David Plank: “For this reason even with a falling unemployment rate and rising wages we don’t think the RBA will act to raise interest rates until it is clear that the housing market is stabilising.

“We don’t think this happens until late 2019 or early 2020, delaying any upward move in interest rates until mid to late 2020.

“If housing stabilises earlier then the RBA could act before then.

“Of course, if the housing downturn destabilises the economy more broadly the outlook for interest rates will be very different.”  

Currency

As it so often does, the value of the Australian dollar in 2019 divided opinions. Two of our economists are of the opinion that the dollar will continue its slide, potentially as far as below US70 cents, while the rest expect that the dollar may bounce back a little throughout the year.

Shane Oliver: “Very short term, I don’t have a strong view, you can make an argument in the very short term that it may still have a bit more of a bounce.

“There’s talk of … the US Fed pause [continuing], but I think ultimately the Aussie dollar will have more downside over 2019, as Australian interest rates fall further below US interest rates.

“So, if the RBA cuts again, which it probably will in August and then November, then that will take Australian interest rates further below the Fed funds rate – below US interest rates, and that tends to act as a negative for the Australian dollar when that occurs.

“Basically more downside in the Aussie dollar, taking it [to around] 69 [US] cents by the end of the year.”

Alan Oster: “In the short term, we see the Australian dollar around the bottom of the [US] 70 cents range, so around 71 [cents] or so.

“But, to some extent, that’s really reflecting the US dollar [strength], rather than Australian dollar weakness.

“And so we think our models say that true value for the Australian dollar is around 75 [US cents].

“So … that’s sort of where we go back to by say, the middle of the year, we have it at around 75 [US cents], and sort of staying there over the medium-term.”

Craig James and Ryan Felsman: “With the US Federal Reserve becoming more ‘data dependent’ on lifting interest rates, the greenback may ease against major currencies. And that is especially the case if there are more compelling local requirements to lift rates in other nations. We expect the Aussie dollar to drift higher to the mid-70s against the greenback over 2019.”

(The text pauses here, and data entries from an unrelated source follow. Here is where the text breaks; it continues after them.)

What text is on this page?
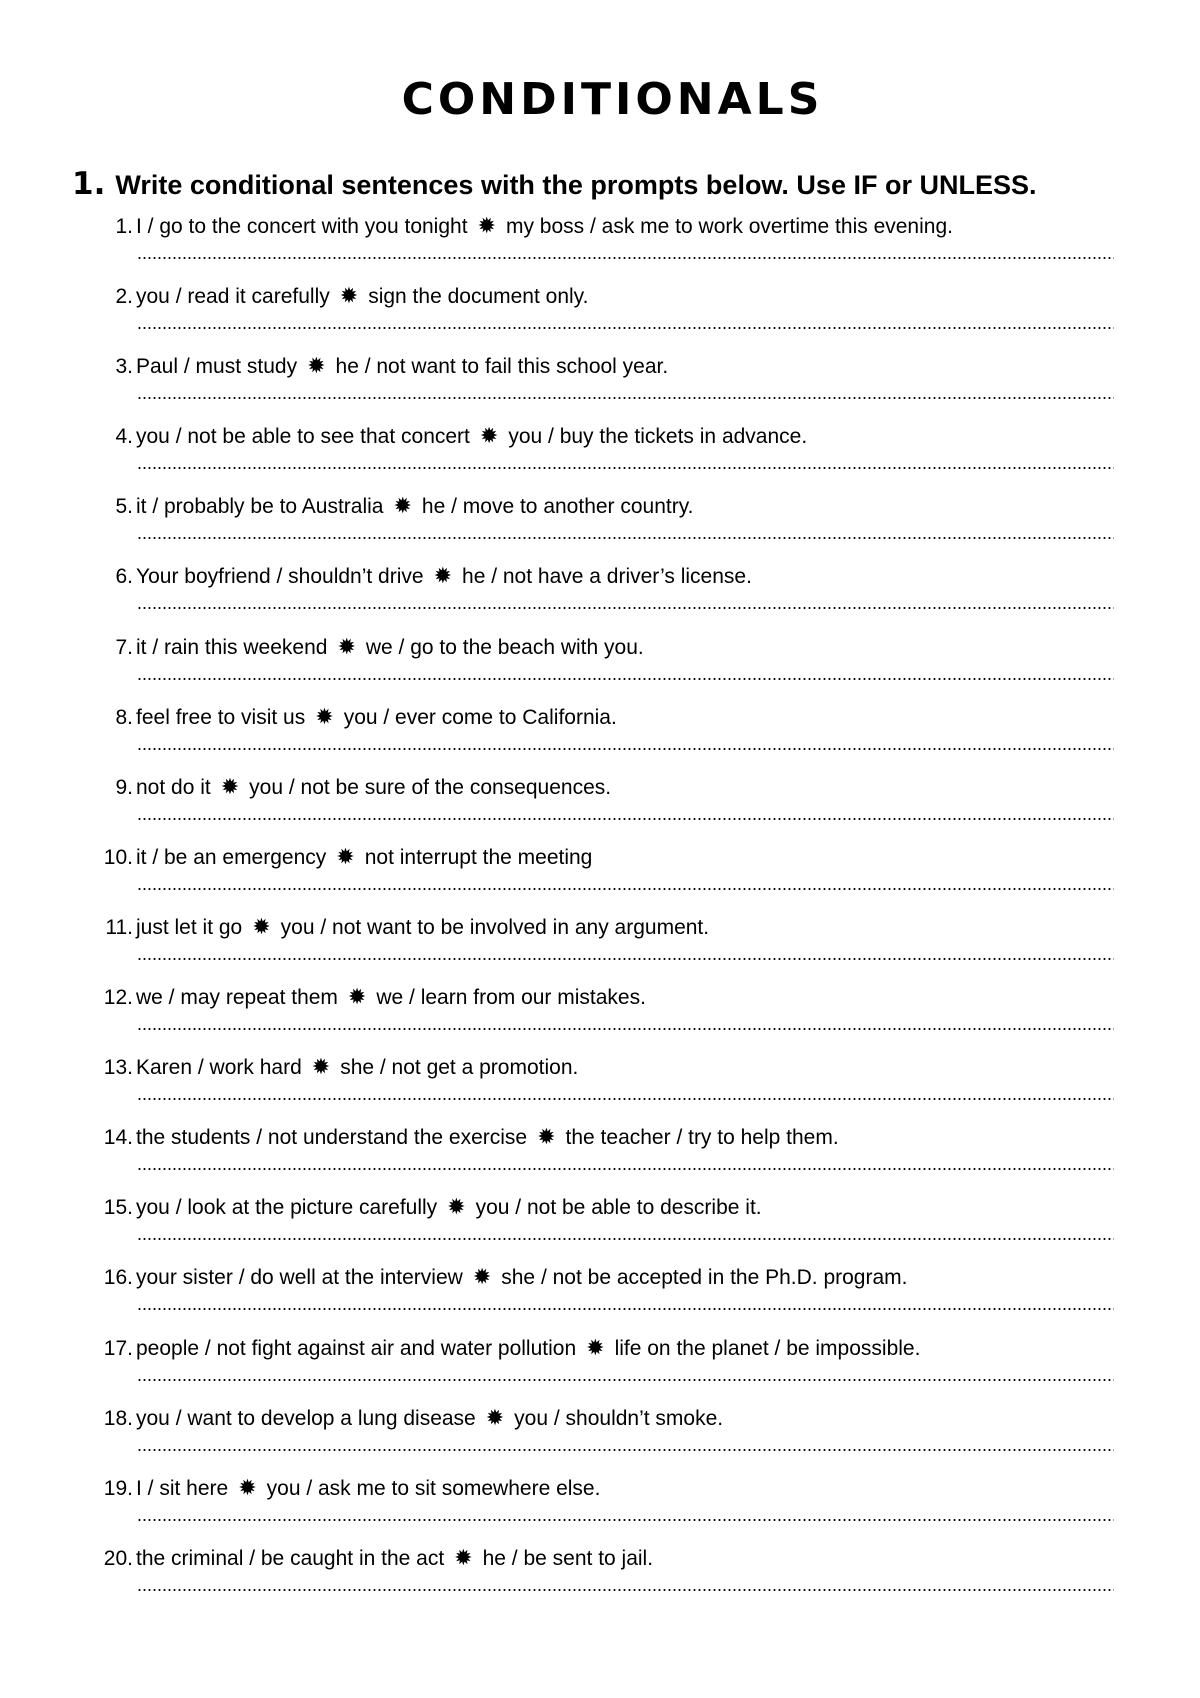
CONDITIONALS
1. Write conditional sentences with the prompts below. Use IF or UNLESS.
1. I / go to the concert with you tonight ✹ my boss / ask me to work overtime this evening.
2. you / read it carefully ✹ sign the document only.
3. Paul / must study ✹ he / not want to fail this school year.
4. you / not be able to see that concert ✹ you / buy the tickets in advance.
5. it / probably be to Australia ✹ he / move to another country.
6. Your boyfriend / shouldn’t drive ✹ he / not have a driver’s license.
7. it / rain this weekend ✹ we / go to the beach with you.
8. feel free to visit us ✹ you / ever come to California.
9. not do it ✹ you / not be sure of the consequences.
10. it / be an emergency ✹ not interrupt the meeting
11. just let it go ✹ you / not want to be involved in any argument.
12. we / may repeat them ✹ we / learn from our mistakes.
13. Karen / work hard ✹ she / not get a promotion.
14. the students / not understand the exercise ✹ the teacher / try to help them.
15. you / look at the picture carefully ✹ you / not be able to describe it.
16. your sister / do well at the interview ✹ she / not be accepted in the Ph.D. program.
17. people / not fight against air and water pollution ✹ life on the planet / be impossible.
18. you / want to develop a lung disease ✹ you / shouldn’t smoke.
19. I / sit here ✹ you / ask me to sit somewhere else.
20. the criminal / be caught in the act ✹ he / be sent to jail.
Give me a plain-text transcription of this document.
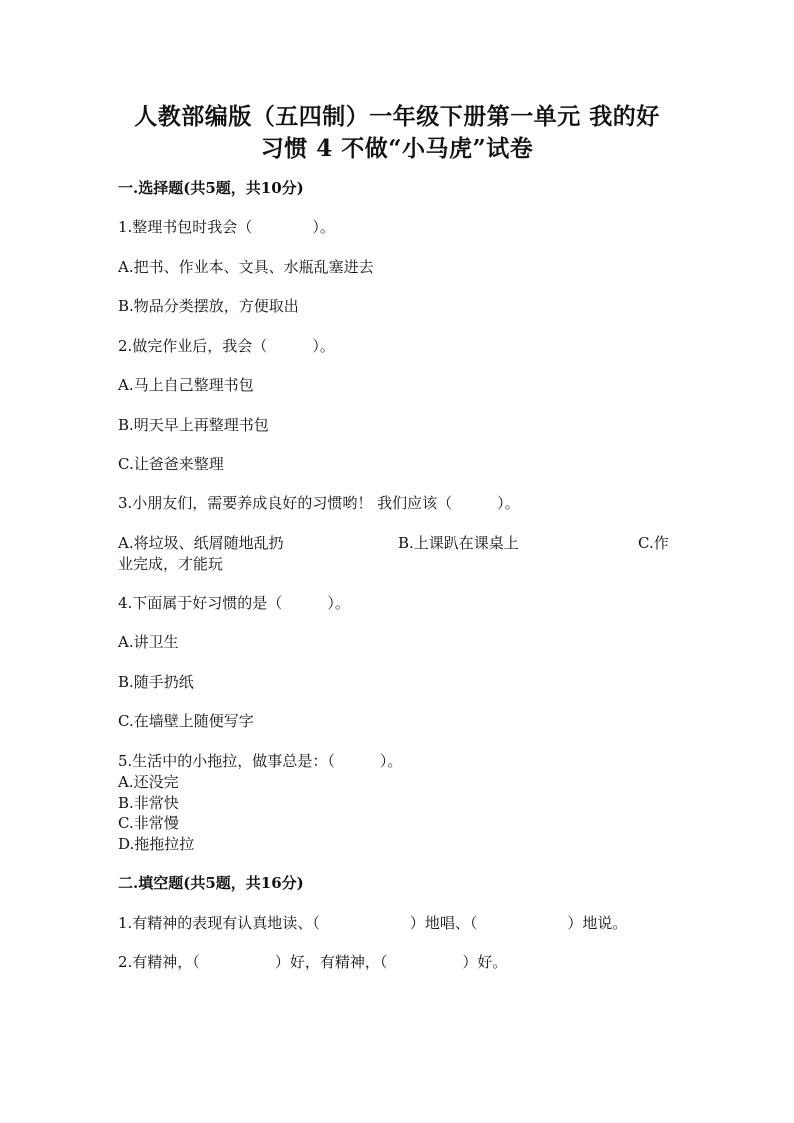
人教部编版（五四制）一年级下册第一单元 我的好
习惯 4 不做“小马虎”试卷
一.选择题(共5题，共10分)
1.整理书包时我会（　　　　）。
A.把书、作业本、文具、水瓶乱塞进去
B.物品分类摆放，方便取出
2.做完作业后，我会（　　　）。
A.马上自己整理书包
B.明天早上再整理书包
C.让爸爸来整理
3.小朋友们，需要养成良好的习惯哟！ 我们应该（　　　）。
A.将垃圾、纸屑随地乱扔	B.上课趴在课桌上	C.作
业完成，才能玩
4.下面属于好习惯的是（　　　）。
A.讲卫生
B.随手扔纸
C.在墙壁上随便写字
5.生活中的小拖拉，做事总是：（　　　）。
A.还没完
B.非常快
C.非常慢
D.拖拖拉拉
二.填空题(共5题，共16分)
1.有精神的表现有认真地读、（　　　　　　）地唱、（　　　　　　）地说。
2.有精神，（　　　　　）好，有精神，（　　　　　）好。
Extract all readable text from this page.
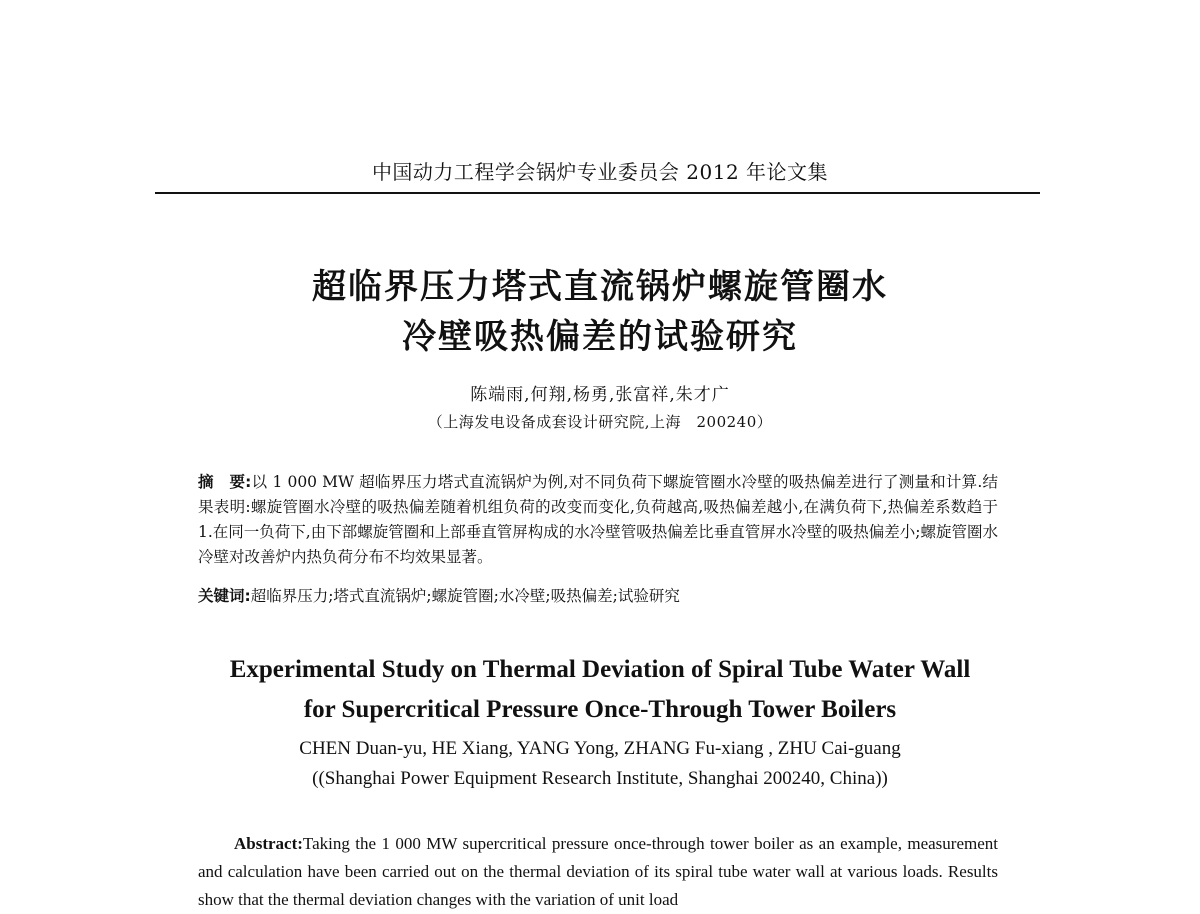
中国动力工程学会锅炉专业委员会 2012 年论文集
超临界压力塔式直流锅炉螺旋管圈水
冷壁吸热偏差的试验研究
陈端雨,何翔,杨勇,张富祥,朱才广
（上海发电设备成套设计研究院,上海　200240）
摘　要:以 1 000 MW 超临界压力塔式直流锅炉为例,对不同负荷下螺旋管圈水冷壁的吸热偏差进行了测量和计算.结果表明:螺旋管圈水冷壁的吸热偏差随着机组负荷的改变而变化,负荷越高,吸热偏差越小,在满负荷下,热偏差系数趋于 1.在同一负荷下,由下部螺旋管圈和上部垂直管屏构成的水冷壁管吸热偏差比垂直管屏水冷壁的吸热偏差小;螺旋管圈水冷壁对改善炉内热负荷分布不均效果显著。
关键词:超临界压力;塔式直流锅炉;螺旋管圈;水冷壁;吸热偏差;试验研究
Experimental Study on Thermal Deviation of Spiral Tube Water Wall
for Supercritical Pressure Once-Through Tower Boilers
CHEN Duan-yu, HE Xiang, YANG Yong, ZHANG Fu-xiang , ZHU Cai-guang
((Shanghai Power Equipment Research Institute, Shanghai 200240, China))
Abstract:Taking the 1 000 MW supercritical pressure once-through tower boiler as an example, measurement and calculation have been carried out on the thermal deviation of its spiral tube water wall at various loads. Results show that the thermal deviation changes with the variation of unit load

David Plank: “As for the AUD, the lack of near term action by the RBA and a gradual deterioration in the global liquidity environment suggests it will lose some ground against the USD - possibly to the high 60s over the next three-six months.

"A bigger decline is unlikely unless the US Fed is able to deliver more than [the] two further rate hikes we currently expect.”

One issue which will shape the economy

Unsurprisingly, the property market dominated the conversation when it came to identifying a major theme/issue that would affect the Australian economy in 2019. It is, however, far from the only issue set to shape the economy, with consumer spending and wage growth; the US/China trade war; and the upcoming Federal election also featuring in responses to this question.

Shane Oliver: “To me, the big issue will be how far house prices decline through 2019.

“Obviously, they’ve fallen quite a lot already, but … that’s probably going to be the big driver of how the economy performs because as house prices come down, it has a negative impact on consumer spending.”

Alan Oster: “It’s still the consumer for me, and until you get wages growing more than two-and-a-half per cent, nothing’s going to happen with rates.

“So, for me, it’s the outlook for the consumer that’s critical, and we’re sort of half-assuming that whatever’s in the budget is going to be consumer-friendly and infrastructure-rich, if I can put it that way.

“And so, it might help a bit, but until the consumer gets more income, and feels more confident, then the economy’s ok, but it’s not going to shoot the lights out.”

David Plank: “It’s all about housing.

"How deep does the downturn go and how long does it last and how much impact does it have on household spending.

"These are the biggest domestic uncertainties for 2019.”